Впереди по курсу поднялись поперек неба косые бетонированные паруса водосборников Гибралтара…
Виталий Павлович проснулся сам. Он сошел с мостика перед рассветом, когда начал затихать ветер, и, как всегда, черкнул карандашиком на карте дужку — здесь его надлежало поднять. Такие черточки на карте появлялись перед оживленными, сложными для плавания и опасными районами и у штурманов именовались «капитанским барьером». Но сегодня капитан поднялся раньше и несколько мгновений лежал, вытягиваясь в струну, чувствуя сладостную истому в напряженных суставах и не понимая причины пробуждения.

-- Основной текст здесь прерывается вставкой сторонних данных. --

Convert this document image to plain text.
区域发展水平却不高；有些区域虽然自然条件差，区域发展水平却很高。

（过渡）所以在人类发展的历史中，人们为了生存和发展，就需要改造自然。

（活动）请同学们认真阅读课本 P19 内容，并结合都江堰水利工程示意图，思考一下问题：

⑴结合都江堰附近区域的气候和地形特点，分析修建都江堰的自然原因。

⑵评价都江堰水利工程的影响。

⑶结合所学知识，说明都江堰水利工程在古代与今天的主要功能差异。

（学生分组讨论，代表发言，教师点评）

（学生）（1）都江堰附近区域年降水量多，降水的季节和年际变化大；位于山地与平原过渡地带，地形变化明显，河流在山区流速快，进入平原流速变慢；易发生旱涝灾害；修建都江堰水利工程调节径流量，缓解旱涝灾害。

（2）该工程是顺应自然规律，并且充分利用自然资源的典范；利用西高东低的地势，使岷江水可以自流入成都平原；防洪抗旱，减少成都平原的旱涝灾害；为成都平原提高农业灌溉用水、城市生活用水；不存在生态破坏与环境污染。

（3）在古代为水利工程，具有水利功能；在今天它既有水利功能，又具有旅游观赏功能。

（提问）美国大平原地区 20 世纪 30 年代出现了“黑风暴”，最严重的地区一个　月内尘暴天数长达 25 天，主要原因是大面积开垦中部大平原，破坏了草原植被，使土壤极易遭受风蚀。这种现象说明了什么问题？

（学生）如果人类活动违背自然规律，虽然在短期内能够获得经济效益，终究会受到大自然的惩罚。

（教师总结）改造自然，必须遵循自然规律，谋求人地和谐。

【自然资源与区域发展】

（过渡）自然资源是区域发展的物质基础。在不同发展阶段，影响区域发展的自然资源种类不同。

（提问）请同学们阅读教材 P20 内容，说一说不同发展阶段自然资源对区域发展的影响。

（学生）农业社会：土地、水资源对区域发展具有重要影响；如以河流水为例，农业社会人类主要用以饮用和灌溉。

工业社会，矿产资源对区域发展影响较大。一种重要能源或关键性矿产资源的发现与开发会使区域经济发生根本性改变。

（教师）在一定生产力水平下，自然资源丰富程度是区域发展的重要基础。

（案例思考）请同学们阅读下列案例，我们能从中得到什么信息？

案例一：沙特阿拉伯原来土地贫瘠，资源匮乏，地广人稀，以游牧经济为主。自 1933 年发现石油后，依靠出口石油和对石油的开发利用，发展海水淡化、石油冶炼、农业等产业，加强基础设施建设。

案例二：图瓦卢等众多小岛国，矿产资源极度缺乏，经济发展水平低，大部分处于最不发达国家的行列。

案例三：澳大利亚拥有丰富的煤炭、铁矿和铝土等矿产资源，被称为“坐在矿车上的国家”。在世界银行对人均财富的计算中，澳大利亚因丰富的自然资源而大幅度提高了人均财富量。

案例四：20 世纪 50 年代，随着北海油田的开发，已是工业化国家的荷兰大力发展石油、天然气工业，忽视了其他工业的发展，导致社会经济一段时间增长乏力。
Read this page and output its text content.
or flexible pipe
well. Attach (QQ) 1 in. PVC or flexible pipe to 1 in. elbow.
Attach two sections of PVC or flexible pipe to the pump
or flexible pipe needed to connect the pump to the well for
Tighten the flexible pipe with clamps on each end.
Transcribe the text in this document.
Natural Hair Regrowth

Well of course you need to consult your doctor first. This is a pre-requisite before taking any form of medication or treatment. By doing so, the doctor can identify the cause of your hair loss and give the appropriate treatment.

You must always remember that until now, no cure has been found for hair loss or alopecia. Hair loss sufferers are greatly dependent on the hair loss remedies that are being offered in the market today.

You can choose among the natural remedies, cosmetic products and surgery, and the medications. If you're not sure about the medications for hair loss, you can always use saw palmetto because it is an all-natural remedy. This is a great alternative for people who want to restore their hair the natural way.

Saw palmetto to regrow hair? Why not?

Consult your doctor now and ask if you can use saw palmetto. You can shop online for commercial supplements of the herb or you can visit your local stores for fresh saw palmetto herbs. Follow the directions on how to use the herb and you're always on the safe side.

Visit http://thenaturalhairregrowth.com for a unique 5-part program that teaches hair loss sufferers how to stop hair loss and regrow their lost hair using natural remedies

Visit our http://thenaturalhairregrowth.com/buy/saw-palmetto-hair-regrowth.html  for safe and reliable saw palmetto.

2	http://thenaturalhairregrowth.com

Когда в ушах зазвенело от напряжения, а в глазах поплыли мерцающие круги, Виталий Павлович закончил потягивание, вскочил, глянул на море, на часы и взял эспандер. Заботило намечающееся брюшко. Не был Виталий Павлович ни обжорой, ни лежебокой; но стоило хотя бы чуть забросить зарядку — сразу начинал наплывать жирок и рыхлели плечи. Поэтому ежеутренне, невзирая на метеоусловия, он пятнадцать минут отдавал эспандеру и еще пять — пудовой гире. Гирька эта в экипаже была известна под именем Галочки, в отличие от двухпудовой Марьи Михалны, с которою на юте, на дощатом помосте, забавлялись по вечерам матросы.
Виталий Павлович открутил по часам положенные двадцать минут, почистил зубы и принял душ, а звонка с мостика все еще не было.
«Очевидно, встречное течение действует сильнее, чем рассчитывали, и мы не дошли до барьера», — прикинул Виталий Павлович и решил первым делом пойти проверить, что сталось со вчерашней покраской, чехлами и вообще как там дела на баке после шторма. Все-таки несколько волн «Валдай» проломил слишком жестко. Боцман доложил ночью, что все в порядке, но ведь то была штормовая ночь.
Виталий Павлович кратчайшим путем вышел на палубу, до хруста в грудной клетке подышал искристым, протяжным, как шампанское, воздухом, на ближайшем иллюминаторе, покрытом солевым налетом, написал: «О!» — и не торопясь в тени наветренного борта пошел на бак. Палуба пахла, как жестяная детская игрушка, только что купленная в магазине.